Die Bierflasche war lange ein Vorbild für die Vorteile von Mehrwegverpackungen, ja. Aktuell ist sie aber eher ein Omen für absehbare Probleme solcher Systeme. Jahrzehntelang funktionierte der Mehrwegpool der Brauereien gut. Sie teilen sich rund vier Milliarden Flaschen, reinigen sie in eigenen Waschanlagen. Dann befüllen sie die Flaschen und kleben ihr Etikett darauf. Bierflaschen kommen auf eine Mehrwegquote von 78 Prozent, deutlich mehr als andere Getränkeverpackungen. Allerdings: Die Pool-Lösung bröckelt. Immer mehr Brauereien setzen auf eigene, wiedererkennbare Flaschen, die nach Gebrauch wieder zu ihnen zurückgebracht werden müssen. Immer mehr Kilometer legen die Flaschen zurück, immer schlechter wird dadurch ihre Ökobilanz. Je weniger kompatible Flaschen unterwegs sind, desto weniger taugt das System zum Vorbild.
Wie sähe eine gute Lösung aus?
Vielleicht bewirkt sogar das Gesetz selbst am Ende eine gute Lösung. Nicht alle sind da so pessimistisch. Birgit Nimke-Sliwinski zum Beispiel, bei der Berliner Stadtreinigung für das Thema Wiederverwendung zuständig, ist zuversichtlich. „Ein Bistro oder Restaurant braucht ja nur einen Vertrag mit einem Anbieter von Mehrwegsystemen zu unterschreiben, dann kann es schon losgehen“, sagt sie. Zusammen mit der Berliner Verwaltung bietet die Stadtreinigung eine Website an, auf der sich Firmen über verschiedene Mehrwegangebote, die es schon gibt, informieren können.

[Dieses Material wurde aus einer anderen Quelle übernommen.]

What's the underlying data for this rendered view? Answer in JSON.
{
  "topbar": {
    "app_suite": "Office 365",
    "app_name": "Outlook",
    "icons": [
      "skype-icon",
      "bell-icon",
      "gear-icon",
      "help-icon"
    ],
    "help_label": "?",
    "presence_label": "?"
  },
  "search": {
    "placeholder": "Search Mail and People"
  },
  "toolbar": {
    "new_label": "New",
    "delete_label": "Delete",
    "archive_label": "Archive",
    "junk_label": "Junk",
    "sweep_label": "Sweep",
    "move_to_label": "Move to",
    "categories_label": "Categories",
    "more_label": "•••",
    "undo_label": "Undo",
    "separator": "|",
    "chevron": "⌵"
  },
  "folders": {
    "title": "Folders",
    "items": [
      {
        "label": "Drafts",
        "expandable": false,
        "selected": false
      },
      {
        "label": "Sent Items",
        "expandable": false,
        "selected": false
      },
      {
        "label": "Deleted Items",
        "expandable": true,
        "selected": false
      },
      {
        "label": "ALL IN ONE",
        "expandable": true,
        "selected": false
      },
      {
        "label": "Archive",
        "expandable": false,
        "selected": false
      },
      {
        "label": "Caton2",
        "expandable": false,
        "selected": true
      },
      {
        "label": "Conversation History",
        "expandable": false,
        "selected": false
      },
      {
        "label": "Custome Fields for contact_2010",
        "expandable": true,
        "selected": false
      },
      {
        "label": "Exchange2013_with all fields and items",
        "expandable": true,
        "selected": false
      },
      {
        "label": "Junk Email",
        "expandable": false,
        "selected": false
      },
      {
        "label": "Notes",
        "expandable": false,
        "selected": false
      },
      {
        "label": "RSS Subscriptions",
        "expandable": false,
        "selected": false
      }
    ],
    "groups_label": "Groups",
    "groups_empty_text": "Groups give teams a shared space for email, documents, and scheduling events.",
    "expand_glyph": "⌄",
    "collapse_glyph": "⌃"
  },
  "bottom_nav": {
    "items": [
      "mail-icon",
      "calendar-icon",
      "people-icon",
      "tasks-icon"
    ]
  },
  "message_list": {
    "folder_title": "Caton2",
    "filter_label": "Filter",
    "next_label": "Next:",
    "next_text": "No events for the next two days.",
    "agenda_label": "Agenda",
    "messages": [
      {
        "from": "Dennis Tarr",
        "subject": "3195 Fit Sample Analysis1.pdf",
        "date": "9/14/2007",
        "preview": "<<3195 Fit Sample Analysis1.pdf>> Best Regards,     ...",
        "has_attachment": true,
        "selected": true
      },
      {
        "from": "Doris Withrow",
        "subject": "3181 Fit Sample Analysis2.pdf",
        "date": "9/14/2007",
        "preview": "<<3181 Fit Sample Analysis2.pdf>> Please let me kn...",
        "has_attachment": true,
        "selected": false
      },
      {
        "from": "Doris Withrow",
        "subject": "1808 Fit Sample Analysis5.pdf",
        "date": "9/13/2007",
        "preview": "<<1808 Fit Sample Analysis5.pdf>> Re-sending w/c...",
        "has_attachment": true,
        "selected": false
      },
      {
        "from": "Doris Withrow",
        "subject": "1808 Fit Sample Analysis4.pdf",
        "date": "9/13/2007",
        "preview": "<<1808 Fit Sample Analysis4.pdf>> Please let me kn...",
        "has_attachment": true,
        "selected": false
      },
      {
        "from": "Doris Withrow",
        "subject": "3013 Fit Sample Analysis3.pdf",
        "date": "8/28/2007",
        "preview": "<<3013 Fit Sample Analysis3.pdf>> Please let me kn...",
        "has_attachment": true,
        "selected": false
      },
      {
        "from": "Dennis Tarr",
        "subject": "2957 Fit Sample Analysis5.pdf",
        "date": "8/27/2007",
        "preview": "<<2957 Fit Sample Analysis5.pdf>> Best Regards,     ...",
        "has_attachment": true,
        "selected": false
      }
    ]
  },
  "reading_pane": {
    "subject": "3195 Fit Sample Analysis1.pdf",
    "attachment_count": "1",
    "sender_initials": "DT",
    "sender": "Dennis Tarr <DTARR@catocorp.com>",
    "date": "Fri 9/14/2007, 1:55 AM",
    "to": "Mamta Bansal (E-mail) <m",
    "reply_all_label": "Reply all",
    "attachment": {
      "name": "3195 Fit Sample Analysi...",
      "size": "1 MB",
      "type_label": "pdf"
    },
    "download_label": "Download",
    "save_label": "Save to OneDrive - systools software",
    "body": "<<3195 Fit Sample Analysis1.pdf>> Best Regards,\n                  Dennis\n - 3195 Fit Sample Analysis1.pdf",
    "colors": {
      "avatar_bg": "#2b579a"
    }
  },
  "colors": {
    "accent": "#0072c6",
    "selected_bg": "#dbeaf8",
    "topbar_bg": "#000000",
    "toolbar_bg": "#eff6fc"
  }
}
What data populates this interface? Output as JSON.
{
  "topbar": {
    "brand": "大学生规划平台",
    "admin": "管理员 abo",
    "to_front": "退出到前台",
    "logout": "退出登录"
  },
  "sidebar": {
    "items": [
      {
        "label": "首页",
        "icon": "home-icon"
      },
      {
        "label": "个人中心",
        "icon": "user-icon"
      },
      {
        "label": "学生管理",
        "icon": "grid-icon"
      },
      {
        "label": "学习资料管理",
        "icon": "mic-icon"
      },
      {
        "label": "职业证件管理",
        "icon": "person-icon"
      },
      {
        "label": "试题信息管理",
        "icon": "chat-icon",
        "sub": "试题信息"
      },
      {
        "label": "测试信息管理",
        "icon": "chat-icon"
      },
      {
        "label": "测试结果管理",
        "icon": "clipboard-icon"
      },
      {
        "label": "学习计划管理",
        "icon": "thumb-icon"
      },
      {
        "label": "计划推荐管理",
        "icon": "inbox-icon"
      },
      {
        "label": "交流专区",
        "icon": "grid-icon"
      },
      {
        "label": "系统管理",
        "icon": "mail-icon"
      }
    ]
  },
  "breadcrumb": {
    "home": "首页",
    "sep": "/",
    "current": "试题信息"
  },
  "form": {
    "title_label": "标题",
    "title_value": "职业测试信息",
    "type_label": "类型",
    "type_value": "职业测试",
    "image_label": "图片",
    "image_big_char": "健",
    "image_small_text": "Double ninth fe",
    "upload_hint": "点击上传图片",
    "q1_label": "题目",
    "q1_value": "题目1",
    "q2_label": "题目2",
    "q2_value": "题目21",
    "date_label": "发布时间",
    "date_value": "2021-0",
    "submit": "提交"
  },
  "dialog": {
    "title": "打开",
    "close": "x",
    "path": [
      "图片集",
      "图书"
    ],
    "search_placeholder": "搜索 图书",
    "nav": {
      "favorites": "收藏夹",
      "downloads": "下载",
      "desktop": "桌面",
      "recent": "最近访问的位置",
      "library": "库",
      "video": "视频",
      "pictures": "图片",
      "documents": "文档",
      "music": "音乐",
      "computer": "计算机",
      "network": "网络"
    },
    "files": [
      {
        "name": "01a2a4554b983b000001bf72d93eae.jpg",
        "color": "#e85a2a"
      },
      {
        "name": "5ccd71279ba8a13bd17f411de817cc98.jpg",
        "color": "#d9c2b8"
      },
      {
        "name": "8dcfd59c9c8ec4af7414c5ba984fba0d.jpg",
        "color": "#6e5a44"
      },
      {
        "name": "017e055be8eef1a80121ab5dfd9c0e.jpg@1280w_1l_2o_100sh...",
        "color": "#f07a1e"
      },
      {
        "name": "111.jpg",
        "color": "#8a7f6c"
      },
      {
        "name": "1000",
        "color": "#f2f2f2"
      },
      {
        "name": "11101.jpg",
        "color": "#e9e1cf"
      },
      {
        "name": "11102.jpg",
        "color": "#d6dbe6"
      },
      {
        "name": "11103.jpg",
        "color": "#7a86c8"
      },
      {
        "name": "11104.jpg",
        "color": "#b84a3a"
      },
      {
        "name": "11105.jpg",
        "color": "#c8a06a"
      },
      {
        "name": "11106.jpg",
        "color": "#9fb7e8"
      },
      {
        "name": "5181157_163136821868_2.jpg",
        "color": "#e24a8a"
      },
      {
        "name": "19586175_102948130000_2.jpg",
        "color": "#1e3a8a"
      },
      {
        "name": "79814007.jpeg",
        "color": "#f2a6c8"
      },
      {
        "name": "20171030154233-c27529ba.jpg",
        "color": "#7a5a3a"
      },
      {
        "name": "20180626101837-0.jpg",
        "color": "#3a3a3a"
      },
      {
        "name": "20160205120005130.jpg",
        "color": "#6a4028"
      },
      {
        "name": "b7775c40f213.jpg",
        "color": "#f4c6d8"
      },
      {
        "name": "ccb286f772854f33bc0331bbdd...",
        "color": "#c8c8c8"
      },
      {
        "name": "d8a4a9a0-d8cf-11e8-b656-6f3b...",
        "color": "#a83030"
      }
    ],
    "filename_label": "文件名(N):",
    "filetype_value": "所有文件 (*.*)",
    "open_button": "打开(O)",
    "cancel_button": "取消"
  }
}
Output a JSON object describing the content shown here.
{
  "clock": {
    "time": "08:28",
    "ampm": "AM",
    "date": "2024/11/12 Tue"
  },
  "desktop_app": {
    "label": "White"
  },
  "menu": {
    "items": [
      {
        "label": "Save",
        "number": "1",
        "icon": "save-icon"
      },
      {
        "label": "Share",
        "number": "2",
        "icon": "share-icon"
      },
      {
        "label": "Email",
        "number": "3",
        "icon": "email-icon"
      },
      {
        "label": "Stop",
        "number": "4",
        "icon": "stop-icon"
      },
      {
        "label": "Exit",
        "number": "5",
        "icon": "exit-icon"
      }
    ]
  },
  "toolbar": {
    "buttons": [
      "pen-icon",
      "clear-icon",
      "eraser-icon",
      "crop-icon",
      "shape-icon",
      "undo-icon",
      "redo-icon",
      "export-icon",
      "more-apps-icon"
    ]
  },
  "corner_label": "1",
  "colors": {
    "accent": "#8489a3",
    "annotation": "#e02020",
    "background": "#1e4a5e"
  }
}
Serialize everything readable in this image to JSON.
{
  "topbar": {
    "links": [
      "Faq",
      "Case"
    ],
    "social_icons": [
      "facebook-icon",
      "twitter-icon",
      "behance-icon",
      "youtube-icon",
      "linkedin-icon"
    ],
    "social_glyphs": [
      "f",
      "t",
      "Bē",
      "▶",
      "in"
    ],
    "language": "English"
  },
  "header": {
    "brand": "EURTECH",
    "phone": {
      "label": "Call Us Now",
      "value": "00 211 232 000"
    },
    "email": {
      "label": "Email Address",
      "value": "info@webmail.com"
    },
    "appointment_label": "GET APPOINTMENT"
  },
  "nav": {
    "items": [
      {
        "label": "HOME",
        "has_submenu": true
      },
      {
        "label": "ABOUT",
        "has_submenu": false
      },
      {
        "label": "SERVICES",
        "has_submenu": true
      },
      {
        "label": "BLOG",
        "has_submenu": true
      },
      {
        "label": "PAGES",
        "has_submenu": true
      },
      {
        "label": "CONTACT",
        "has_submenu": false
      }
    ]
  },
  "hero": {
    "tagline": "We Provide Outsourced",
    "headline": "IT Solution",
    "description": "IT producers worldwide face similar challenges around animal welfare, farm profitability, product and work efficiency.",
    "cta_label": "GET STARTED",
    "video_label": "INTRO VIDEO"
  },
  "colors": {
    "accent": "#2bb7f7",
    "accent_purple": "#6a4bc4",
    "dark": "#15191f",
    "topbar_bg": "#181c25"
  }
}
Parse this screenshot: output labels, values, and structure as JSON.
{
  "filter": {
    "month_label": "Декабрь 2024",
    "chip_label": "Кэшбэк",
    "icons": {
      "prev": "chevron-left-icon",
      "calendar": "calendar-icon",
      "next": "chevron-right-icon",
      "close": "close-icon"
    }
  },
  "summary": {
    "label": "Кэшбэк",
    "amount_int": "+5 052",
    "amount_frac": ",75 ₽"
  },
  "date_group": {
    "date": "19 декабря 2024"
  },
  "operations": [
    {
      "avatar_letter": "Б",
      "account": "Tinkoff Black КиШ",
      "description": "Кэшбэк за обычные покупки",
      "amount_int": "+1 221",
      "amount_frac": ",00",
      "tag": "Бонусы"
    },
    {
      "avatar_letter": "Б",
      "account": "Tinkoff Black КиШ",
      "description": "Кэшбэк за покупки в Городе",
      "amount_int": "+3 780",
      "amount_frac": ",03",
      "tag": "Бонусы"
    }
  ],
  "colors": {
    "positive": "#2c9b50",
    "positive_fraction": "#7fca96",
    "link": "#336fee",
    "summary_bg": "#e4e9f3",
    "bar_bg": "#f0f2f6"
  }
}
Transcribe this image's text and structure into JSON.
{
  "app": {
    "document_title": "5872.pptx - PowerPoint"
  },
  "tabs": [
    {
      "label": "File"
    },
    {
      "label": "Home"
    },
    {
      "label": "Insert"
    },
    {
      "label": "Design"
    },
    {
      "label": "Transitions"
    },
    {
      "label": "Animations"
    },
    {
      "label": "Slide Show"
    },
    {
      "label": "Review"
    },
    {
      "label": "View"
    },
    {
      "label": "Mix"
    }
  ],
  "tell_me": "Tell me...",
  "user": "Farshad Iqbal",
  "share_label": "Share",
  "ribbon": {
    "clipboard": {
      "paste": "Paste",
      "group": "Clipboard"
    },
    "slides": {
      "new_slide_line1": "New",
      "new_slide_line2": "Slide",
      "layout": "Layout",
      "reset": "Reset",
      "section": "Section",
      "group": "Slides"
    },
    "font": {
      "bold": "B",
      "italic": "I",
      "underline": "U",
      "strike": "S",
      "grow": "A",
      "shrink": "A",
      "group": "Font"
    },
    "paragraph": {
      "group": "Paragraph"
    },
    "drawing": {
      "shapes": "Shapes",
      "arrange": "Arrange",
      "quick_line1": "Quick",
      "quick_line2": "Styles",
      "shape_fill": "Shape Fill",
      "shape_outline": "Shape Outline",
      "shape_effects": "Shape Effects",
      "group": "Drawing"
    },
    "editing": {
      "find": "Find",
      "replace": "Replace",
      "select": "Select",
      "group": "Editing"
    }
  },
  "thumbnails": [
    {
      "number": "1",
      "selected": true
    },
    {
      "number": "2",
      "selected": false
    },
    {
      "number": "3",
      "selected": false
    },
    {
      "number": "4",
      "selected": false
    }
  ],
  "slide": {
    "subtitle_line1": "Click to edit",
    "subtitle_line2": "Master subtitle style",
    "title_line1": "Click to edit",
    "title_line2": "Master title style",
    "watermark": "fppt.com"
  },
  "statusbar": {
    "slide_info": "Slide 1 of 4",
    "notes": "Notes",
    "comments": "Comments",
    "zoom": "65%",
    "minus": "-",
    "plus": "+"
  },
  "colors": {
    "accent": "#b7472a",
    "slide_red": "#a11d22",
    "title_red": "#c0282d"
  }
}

Dieser Text stammt aus der wochentaz. Unserer Wochenzeitung von links! In der wochentaz geht es jede Woche um die Welt, wie sie ist – und wie sie sein könnte. Eine linke Wochenzeitung mit Stimme, Haltung und dem besonderen taz-Blick auf die Welt. Jeden Samstag neu am Kiosk und natürlich im Abo.
Laut Birgit Nimke-Sliwinski muss es nicht einmal unbedingt ein Problem werden, wenn Wettbewerb eine Vielfalt von Modellen hervorbringt. „Meistens werden Kaffee oder Salat immer im selben Café oder Supermarkt gekauft“, sagt sie. „Die Kunden kommen dort sowieso häufiger vorbei und können ihre Verpackungen abgeben.“ Außerdem bringen viele eigene Mehrwegbehälter zum Befüllen mit. Man dürfe die Schwierigkeiten nicht überhöhen, meint die Expertin.
Auch Caroline Kraas, die bei der Umweltorganisation WWF für Verpackungen zuständig ist, ist für Pragmatismus. „Wir wollen eine bestmögliche Umsetzung erreichen“, sagt Kraas, „und uns nicht lange damit aufhalten, an welcher Stelle das Gesetz noch nicht ausgereift ist.“ Der WWF hat mit anderen Akteur*innen eine Allianz für die Mehrwegpflicht gegründet und sucht nach Beispielen, wo es in Kommunen und Betrieben jetzt schon besonders gut läuft. „In drei bis fünf Jahren wird sich alles zurechtgeruckelt haben“, sagt Caroline Kraas. Erst mal anfangen, das zählt.